Data Platforms and Performance - Part 7 ECP for performance, scalability and availability

One of the great availability and scaling features of Caché is Enterprise Cache Protocol (ECP). With consideration during application development distributed processing using ECP allows a scale out architecture for Caché applications. Application processing can scale to very high rates from a single application server to the processing power of up to 255 application servers with no application changes.

ECP was used widely for many years in TrakCare deployments I was involved in. A decade ago a 'big' x86 server from one of the major vendors might only have a total of eight cores.
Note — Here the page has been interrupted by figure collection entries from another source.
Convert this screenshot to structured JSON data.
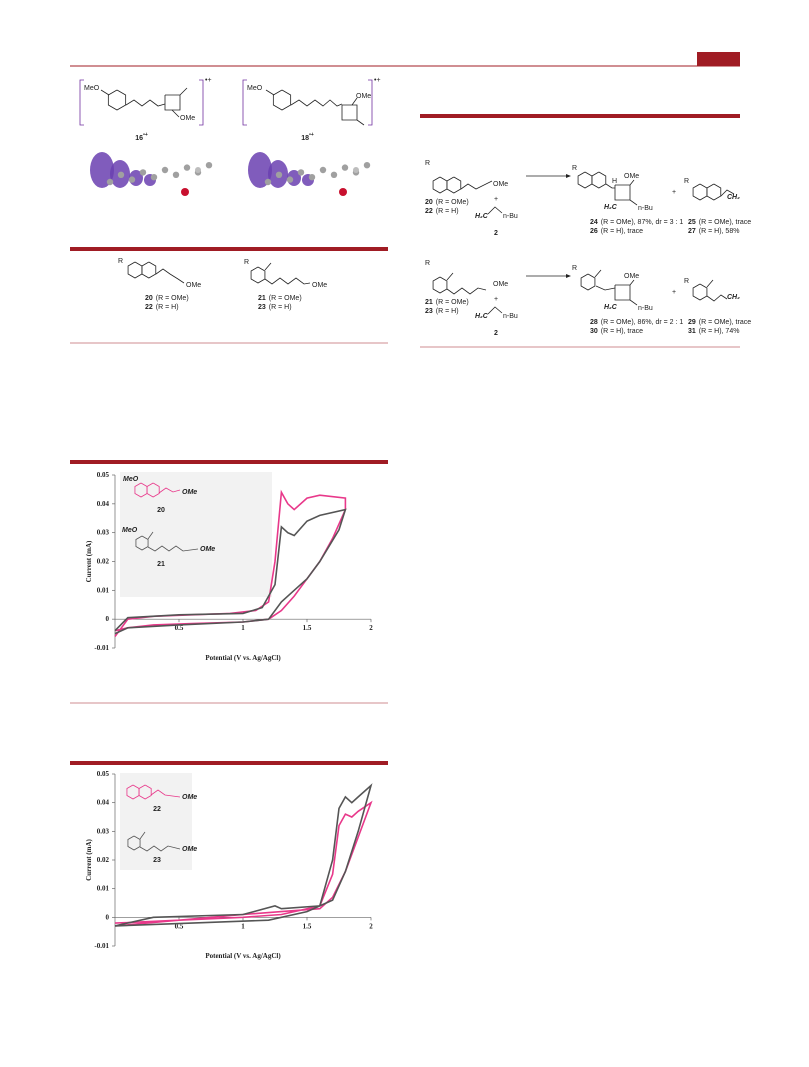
{
  "radical_cations": [
    {
      "substituent": "MeO",
      "group": "OMe",
      "charge": "•+",
      "label": {
        "number": "16",
        "charge": "•+"
      }
    },
    {
      "substituent": "MeO",
      "group": "OMe",
      "charge": "•+",
      "label": {
        "number": "18",
        "charge": "•+"
      }
    }
  ],
  "scheme_left": {
    "structures": [
      {
        "r": "R",
        "group": "OMe",
        "labels": [
          {
            "number": "20",
            "text": "(R = OMe)"
          },
          {
            "number": "22",
            "text": "(R = H)"
          }
        ]
      },
      {
        "r": "R",
        "group": "OMe",
        "labels": [
          {
            "number": "21",
            "text": "(R = OMe)"
          },
          {
            "number": "23",
            "text": "(R = H)"
          }
        ]
      }
    ]
  },
  "scheme_right": {
    "rows": [
      {
        "r": "R",
        "group": "OMe",
        "substrate_labels": [
          {
            "number": "20",
            "text": "(R = OMe)"
          },
          {
            "number": "22",
            "text": "(R = H)"
          }
        ],
        "plus_1": "+",
        "alkene_left": "H₂C",
        "alkene_right": "n-Bu",
        "alkene_label": "2",
        "product_r": "R",
        "product_group": "OMe",
        "product_h": "H",
        "product_ch2": "H₂C",
        "product_nbu": "n-Bu",
        "product_labels": [
          {
            "number": "24",
            "text": "(R = OMe), 87%, dr = 3 : 1"
          },
          {
            "number": "26",
            "text": "(R = H), trace"
          }
        ],
        "plus_2": "+",
        "side_r": "R",
        "side_ch2": "CH₂",
        "side_labels": [
          {
            "number": "25",
            "text": "(R = OMe), trace"
          },
          {
            "number": "27",
            "text": "(R = H), 58%"
          }
        ]
      },
      {
        "r": "R",
        "group": "OMe",
        "substrate_labels": [
          {
            "number": "21",
            "text": "(R = OMe)"
          },
          {
            "number": "23",
            "text": "(R = H)"
          }
        ],
        "plus_1": "+",
        "alkene_left": "H₂C",
        "alkene_right": "n-Bu",
        "alkene_label": "2",
        "product_r": "R",
        "product_group": "OMe",
        "product_ch2": "H₂C",
        "product_nbu": "n-Bu",
        "product_labels": [
          {
            "number": "28",
            "text": "(R = OMe), 86%, dr = 2 : 1"
          },
          {
            "number": "30",
            "text": "(R = H), trace"
          }
        ],
        "plus_2": "+",
        "side_r": "R",
        "side_ch2": "CH₂",
        "side_labels": [
          {
            "number": "29",
            "text": "(R = OMe), trace"
          },
          {
            "number": "31",
            "text": "(R = H), 74%"
          }
        ]
      }
    ]
  },
  "chart_data": [
    {
      "type": "line",
      "xlabel": "Potential (V vs. Ag/AgCl)",
      "ylabel": "Current (mA)",
      "xlim": [
        0,
        2
      ],
      "ylim": [
        -0.01,
        0.05
      ],
      "xticks": [
        0.5,
        1,
        1.5,
        2
      ],
      "yticks": [
        -0.01,
        0,
        0.01,
        0.02,
        0.03,
        0.04,
        0.05
      ],
      "annotations": [
        "MeO",
        "OMe",
        "MeO",
        "OMe"
      ],
      "series": [
        {
          "name": "20",
          "color": "#e8388a",
          "x": [
            0,
            0.1,
            0.3,
            0.6,
            0.9,
            1.1,
            1.2,
            1.25,
            1.3,
            1.35,
            1.4,
            1.5,
            1.6,
            1.8,
            1.8,
            1.7,
            1.6,
            1.5,
            1.4,
            1.3,
            1.2,
            1.0,
            0.6,
            0.3,
            0.1,
            0
          ],
          "values": [
            -0.006,
            0.0,
            0.001,
            0.0015,
            0.002,
            0.003,
            0.006,
            0.02,
            0.044,
            0.04,
            0.038,
            0.042,
            0.043,
            0.042,
            0.038,
            0.028,
            0.02,
            0.014,
            0.008,
            0.003,
            0.0,
            -0.001,
            -0.0015,
            -0.002,
            -0.003,
            -0.004
          ]
        },
        {
          "name": "21",
          "color": "#555555",
          "x": [
            0,
            0.1,
            0.5,
            1.0,
            1.15,
            1.25,
            1.3,
            1.35,
            1.4,
            1.5,
            1.6,
            1.8,
            1.75,
            1.6,
            1.5,
            1.4,
            1.3,
            1.2,
            1.0,
            0.5,
            0.1,
            0
          ],
          "values": [
            -0.004,
            0.0005,
            0.0015,
            0.002,
            0.004,
            0.012,
            0.032,
            0.03,
            0.029,
            0.034,
            0.036,
            0.038,
            0.031,
            0.02,
            0.014,
            0.01,
            0.006,
            0.0,
            -0.001,
            -0.002,
            -0.003,
            -0.005
          ]
        }
      ]
    },
    {
      "type": "line",
      "xlabel": "Potential (V vs. Ag/AgCl)",
      "ylabel": "Current (mA)",
      "xlim": [
        0,
        2
      ],
      "ylim": [
        -0.01,
        0.05
      ],
      "xticks": [
        0.5,
        1,
        1.5,
        2
      ],
      "yticks": [
        -0.01,
        0,
        0.01,
        0.02,
        0.03,
        0.04,
        0.05
      ],
      "annotations": [
        "OMe",
        "OMe"
      ],
      "series": [
        {
          "name": "22",
          "color": "#e8388a",
          "x": [
            0,
            0.5,
            1.0,
            1.3,
            1.6,
            1.7,
            1.75,
            1.8,
            1.85,
            1.9,
            2.0,
            1.9,
            1.8,
            1.7,
            1.6,
            1.3,
            1.0,
            0.5,
            0
          ],
          "values": [
            -0.003,
            -0.001,
            0.0,
            0.001,
            0.004,
            0.015,
            0.032,
            0.036,
            0.035,
            0.037,
            0.04,
            0.028,
            0.016,
            0.007,
            0.003,
            0.002,
            0.001,
            -0.001,
            -0.002
          ]
        },
        {
          "name": "23",
          "color": "#555555",
          "x": [
            0,
            0.3,
            1.0,
            1.25,
            1.3,
            1.6,
            1.7,
            1.75,
            1.8,
            1.85,
            1.9,
            2.0,
            1.9,
            1.8,
            1.7,
            1.5,
            1.2,
            0.6,
            0
          ],
          "values": [
            -0.003,
            0.0,
            0.001,
            0.004,
            0.003,
            0.004,
            0.02,
            0.038,
            0.042,
            0.04,
            0.042,
            0.046,
            0.03,
            0.016,
            0.006,
            0.002,
            -0.001,
            -0.002,
            -0.003
          ]
        }
      ]
    }
  ]
}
For larger deployments ECP was a way to scale out processing on commodity servers rather than a single large and expensive big iron enterprise server. Even the high core count enterprise servers had limits so ECP was also used to scale deployments on them as well.

Today most new TrakCare deployments or upgrades to current hardware do not require ECP for scaling. Current two-socket x86 production servers can have dozens of cores and huge memory. We see that with recent Caché versions TrakCare -- and many other Caché applications -- have predictable linear scaling with the ability to support incremental increases in users and transactions as CPU core counts and memory increase in a single server. In the field I see most new deployments are virtualised, even then VMs can scale as needed up to the size of the host server. If resource requirements are more than a single physical host can provide then ECP is used to scale out.

  • Tip: For simplified management and deployment scale within a single server before deploying ECP.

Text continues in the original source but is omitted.